A bateria entrou de vez no radar do consumidor brasileiro. E isso não acontece por acaso.
A geração distribuída segue avançando no país. Em 2024, foram instalados 782.864 sistemas solares de micro e minigeração, com acréscimo de 8,84 GW, segundo a ANEEL. Ao mesmo tempo, o setor elétrico já trata o armazenamento como agenda estratégica e, em 2025, a agência informou que a nova etapa regulatória do tema está voltada à retirada de barreiras para implantação de sistemas de armazenamento no Brasil.
Com isso, uma pergunta virou rotina: bateria vale a pena para minha casa?
A resposta honesta é: depende.
Não porque a tecnologia não funcione.
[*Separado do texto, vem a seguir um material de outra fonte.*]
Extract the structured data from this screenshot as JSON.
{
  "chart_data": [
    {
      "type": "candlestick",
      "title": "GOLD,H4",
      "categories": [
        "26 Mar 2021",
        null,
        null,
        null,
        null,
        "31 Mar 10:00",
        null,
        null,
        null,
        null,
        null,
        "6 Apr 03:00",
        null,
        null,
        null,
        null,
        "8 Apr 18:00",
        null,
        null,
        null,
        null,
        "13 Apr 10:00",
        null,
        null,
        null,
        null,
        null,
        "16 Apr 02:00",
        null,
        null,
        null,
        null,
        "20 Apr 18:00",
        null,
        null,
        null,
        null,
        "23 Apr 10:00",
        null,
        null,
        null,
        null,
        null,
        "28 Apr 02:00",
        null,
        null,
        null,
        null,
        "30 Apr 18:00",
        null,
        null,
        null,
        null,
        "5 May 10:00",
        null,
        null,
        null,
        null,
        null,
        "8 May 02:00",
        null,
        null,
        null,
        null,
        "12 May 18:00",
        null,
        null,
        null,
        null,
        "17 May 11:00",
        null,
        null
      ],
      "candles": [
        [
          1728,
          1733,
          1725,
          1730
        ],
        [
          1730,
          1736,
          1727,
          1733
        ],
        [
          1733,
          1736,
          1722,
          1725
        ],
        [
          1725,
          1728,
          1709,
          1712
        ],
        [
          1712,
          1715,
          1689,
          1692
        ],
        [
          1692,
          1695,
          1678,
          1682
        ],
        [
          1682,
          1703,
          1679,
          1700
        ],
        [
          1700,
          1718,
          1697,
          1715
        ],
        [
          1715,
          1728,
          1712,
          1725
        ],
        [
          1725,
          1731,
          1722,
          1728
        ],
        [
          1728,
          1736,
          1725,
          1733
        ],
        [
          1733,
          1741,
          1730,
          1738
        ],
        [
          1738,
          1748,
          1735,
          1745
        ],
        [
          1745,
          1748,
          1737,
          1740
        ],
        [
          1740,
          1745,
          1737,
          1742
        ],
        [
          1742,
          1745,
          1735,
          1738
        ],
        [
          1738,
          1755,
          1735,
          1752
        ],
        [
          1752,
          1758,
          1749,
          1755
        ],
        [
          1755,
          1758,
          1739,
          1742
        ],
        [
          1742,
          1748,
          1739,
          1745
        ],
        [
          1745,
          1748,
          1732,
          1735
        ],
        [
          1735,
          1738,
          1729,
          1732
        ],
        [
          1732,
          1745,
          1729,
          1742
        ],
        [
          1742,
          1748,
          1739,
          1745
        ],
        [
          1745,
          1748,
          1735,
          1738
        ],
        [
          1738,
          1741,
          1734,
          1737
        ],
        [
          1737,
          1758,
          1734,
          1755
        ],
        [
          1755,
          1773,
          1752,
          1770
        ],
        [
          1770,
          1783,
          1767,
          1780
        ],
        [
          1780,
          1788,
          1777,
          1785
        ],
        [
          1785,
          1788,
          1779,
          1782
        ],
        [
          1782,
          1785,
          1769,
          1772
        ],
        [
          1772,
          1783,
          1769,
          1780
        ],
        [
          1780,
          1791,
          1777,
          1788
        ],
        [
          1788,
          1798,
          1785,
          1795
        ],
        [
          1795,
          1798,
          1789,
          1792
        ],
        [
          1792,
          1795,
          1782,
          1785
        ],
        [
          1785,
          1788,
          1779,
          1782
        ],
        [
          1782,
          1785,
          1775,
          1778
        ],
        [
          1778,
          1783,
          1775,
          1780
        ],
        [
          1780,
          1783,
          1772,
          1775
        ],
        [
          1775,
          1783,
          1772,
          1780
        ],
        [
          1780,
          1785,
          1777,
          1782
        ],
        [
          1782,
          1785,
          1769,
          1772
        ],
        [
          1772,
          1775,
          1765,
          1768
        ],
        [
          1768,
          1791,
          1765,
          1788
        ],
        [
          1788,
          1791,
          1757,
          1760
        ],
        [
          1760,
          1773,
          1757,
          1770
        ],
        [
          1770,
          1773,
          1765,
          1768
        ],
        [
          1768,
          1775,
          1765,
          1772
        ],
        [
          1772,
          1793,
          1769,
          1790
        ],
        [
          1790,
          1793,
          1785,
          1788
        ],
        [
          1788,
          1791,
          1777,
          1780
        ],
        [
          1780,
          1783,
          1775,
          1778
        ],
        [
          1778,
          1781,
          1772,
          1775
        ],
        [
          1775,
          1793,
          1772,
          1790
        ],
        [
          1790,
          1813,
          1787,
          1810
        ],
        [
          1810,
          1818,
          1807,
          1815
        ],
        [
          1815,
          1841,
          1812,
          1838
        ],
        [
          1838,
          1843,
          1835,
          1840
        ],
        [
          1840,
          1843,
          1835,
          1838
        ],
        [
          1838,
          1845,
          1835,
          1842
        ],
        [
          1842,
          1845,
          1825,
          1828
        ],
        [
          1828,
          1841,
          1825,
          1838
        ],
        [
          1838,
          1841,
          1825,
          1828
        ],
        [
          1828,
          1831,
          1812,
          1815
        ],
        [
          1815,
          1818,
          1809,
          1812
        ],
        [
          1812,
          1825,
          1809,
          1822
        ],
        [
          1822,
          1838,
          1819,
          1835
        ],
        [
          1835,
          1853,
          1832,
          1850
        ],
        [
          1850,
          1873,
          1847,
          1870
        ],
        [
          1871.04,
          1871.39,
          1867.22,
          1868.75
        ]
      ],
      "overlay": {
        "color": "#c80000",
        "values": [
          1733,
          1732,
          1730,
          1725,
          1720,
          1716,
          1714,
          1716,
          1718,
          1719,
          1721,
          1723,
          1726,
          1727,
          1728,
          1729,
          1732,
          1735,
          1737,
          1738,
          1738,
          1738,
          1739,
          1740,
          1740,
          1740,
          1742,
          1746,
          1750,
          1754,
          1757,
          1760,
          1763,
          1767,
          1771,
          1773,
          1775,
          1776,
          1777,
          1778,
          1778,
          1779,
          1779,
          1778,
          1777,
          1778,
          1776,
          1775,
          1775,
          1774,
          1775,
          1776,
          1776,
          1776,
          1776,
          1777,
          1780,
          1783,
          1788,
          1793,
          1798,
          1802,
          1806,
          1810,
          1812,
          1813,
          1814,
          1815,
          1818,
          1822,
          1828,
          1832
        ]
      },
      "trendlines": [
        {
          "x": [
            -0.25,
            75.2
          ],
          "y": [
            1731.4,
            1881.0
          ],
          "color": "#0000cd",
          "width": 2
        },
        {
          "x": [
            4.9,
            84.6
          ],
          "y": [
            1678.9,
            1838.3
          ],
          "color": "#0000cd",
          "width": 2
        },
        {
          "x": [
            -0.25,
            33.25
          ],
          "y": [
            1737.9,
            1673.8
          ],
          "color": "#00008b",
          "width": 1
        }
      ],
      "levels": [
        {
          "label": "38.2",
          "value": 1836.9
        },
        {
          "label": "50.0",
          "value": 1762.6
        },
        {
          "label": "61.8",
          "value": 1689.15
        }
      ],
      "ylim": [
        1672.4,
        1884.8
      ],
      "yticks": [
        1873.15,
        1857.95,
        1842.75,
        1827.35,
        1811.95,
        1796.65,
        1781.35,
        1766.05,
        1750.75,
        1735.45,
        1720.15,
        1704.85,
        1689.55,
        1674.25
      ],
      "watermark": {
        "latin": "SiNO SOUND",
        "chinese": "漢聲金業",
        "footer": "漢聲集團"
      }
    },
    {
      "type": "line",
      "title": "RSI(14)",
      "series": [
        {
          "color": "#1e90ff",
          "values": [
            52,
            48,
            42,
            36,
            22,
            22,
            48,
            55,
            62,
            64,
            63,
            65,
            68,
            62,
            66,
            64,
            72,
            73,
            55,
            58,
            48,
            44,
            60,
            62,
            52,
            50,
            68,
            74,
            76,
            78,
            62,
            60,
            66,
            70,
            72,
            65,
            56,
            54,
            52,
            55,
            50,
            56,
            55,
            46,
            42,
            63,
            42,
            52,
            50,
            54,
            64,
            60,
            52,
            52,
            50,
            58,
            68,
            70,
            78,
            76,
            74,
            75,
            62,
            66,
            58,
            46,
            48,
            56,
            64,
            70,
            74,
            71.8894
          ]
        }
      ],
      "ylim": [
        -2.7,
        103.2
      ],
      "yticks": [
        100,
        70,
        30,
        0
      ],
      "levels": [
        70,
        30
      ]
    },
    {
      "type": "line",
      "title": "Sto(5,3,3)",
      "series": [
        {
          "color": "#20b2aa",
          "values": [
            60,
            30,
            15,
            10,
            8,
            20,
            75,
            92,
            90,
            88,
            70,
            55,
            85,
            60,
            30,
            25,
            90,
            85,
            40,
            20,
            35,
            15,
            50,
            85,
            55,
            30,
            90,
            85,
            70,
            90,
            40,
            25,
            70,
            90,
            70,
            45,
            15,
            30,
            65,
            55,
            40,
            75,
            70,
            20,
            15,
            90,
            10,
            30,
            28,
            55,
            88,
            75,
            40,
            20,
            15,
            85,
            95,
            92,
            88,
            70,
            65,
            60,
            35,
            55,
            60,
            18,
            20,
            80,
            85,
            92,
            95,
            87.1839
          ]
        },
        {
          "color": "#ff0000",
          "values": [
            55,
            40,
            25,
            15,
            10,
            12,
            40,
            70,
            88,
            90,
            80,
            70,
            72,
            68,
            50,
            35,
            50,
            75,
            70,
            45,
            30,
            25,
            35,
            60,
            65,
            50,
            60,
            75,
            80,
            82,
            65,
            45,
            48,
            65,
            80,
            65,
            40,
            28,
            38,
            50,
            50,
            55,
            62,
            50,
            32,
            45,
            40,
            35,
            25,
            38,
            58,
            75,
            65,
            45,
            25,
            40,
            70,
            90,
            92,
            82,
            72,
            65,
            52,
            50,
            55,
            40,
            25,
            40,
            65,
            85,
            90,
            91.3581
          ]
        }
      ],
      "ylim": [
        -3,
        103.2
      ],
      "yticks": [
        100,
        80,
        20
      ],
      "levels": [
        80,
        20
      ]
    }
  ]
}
Mas porque ela não é solução automática para todo mundo.
Antes de tudo: bateria não é moda
Vejo dois erros acontecerem com frequência.
O primeiro é tratar a bateria como upgrade obrigatório de qualquer sistema solar.
O segundo é descartar a tecnologia sem avaliar se ela resolve uma dor real.
A minha visão é simples: bateria não é moda. É ferramenta.
E ferramenta só vale quando resolve um problema concreto.
O que a bateria entrega na prática
Em casa, a bateria costuma entregar três coisas:
Backup
Mantém cargas essenciais funcionando quando falta energia.
Autonomia
Permite usar a energia armazenada em determinados períodos, dependendo da configuração do sistema.
Continuidade
Ajuda a proteger rotina, trabalho e equipamentos sensíveis contra interrupções.
Mas aqui está um ponto essencial: nem todo sistema solar funciona durante a falta de energia. Em muitos casos, o inversor desliga por segurança quando a rede cai. Ou seja, quem quer energia no blecaute precisa de uma solução de backup realmente preparada para isso.
A tecnologia ficou mais acessível
O interesse por baterias também cresceu porque o custo caiu.
Segundo a IEA, os preços das baterias de íons de lítio caíram de cerca de US$ 1.400/kWh em 2010 para menos de US$ 140/kWh em 2023. A IRENA também aponta que o custo do armazenamento em baterias em escala utility caiu para cerca de US$ 192/kWh em 2024, acumulando forte redução desde 2010.
Isso ajuda a aproximar a tecnologia do consumidor. Mas preço menor não elimina a necessidade de dimensionamento correto.
As 5 perguntas que realmente importam
1. Sua dor é falta de energia ou conta alta?
Essa é a primeira pergunta.
Se o problema principal é blecaute, a bateria pode fazer muito sentido.
Se o problema é só a conta de luz, nem sempre ela será o primeiro investimento mais eficiente.
Em muitos casos, um bom projeto solar e ajustes no consumo vêm antes.